Well, the gander is actually at Wawa, ON.

I’m pretty sure that’s a goose. Gander is in Labrador. :stuck_out_tongue:

It is.

The only road link between the two halves of the country is down to a single lane in both directions. Hilarity ensues!

I second this, and I think I can expand upon it.

Look at any road map of most of America*, even one without much detail, and you’ll see that it is completely riven with roads. Americans take it very much for granted that we can drive from anywhere to anywhere within most of our country, and that driving is the best way of travelling unless there are other obvious concerns. We have bad airlines (private) and worse rail (subsidized) because driving is very often seen as a better option. Yes, that is a self-feeding cycle. The cycle got started in the 1950s with the inauguration of the Interstate Highway System.

*Alaska is the big exception. The factors that work in Alaska also work in Canada to a very large extent, yielding the same result in both places. I don’t know much about roads in Hawaii except the obvious.

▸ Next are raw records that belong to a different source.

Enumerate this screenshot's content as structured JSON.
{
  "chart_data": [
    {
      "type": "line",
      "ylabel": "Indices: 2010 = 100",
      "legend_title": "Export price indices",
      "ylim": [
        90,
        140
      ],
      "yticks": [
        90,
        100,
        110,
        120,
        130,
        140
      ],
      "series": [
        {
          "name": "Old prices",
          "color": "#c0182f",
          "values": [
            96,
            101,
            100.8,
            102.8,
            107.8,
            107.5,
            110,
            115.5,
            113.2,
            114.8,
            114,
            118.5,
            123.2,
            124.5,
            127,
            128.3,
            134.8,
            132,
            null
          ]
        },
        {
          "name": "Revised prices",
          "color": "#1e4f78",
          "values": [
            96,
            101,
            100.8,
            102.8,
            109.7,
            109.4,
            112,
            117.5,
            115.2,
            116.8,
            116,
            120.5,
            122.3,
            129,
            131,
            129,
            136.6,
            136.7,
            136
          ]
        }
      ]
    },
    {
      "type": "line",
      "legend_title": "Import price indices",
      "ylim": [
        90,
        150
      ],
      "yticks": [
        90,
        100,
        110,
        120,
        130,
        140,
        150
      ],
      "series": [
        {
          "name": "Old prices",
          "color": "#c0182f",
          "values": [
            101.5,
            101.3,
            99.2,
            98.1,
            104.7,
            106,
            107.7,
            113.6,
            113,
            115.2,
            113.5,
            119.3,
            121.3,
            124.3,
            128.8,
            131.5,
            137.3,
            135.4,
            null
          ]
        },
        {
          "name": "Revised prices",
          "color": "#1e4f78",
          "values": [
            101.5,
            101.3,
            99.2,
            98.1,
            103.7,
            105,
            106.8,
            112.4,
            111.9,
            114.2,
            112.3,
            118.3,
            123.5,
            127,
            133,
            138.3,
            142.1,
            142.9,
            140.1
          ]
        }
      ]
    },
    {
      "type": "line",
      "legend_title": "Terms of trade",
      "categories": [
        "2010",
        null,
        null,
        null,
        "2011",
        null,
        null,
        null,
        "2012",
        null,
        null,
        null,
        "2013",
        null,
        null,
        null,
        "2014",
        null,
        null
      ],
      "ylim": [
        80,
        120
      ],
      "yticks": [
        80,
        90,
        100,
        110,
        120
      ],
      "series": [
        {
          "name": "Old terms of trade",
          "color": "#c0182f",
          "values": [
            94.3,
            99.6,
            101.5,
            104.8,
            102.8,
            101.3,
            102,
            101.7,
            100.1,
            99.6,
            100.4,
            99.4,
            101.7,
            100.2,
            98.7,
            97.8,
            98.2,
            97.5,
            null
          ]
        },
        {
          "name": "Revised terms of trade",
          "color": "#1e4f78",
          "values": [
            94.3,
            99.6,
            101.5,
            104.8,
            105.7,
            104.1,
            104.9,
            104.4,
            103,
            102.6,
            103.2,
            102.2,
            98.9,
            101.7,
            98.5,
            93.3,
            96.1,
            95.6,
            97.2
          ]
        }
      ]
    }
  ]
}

That doesn’t really have anything to do with the difference between the US and Canada though. (And why would you think private airlines are bad? What’s bad about them?)

There’s few roads in northern Ontario because very few people live there. If you look at a road map of the populated areas of Canada, they’re full of nicely constructed freeways. Canada has private airlines too (to be fair, in my extensive experience they’re a bit better than American carriers, but that may just be the luck of the draw) and an underdeveloped rail system.

The U.S. needs a lot of roads because 300 million people live there and it’s a big country.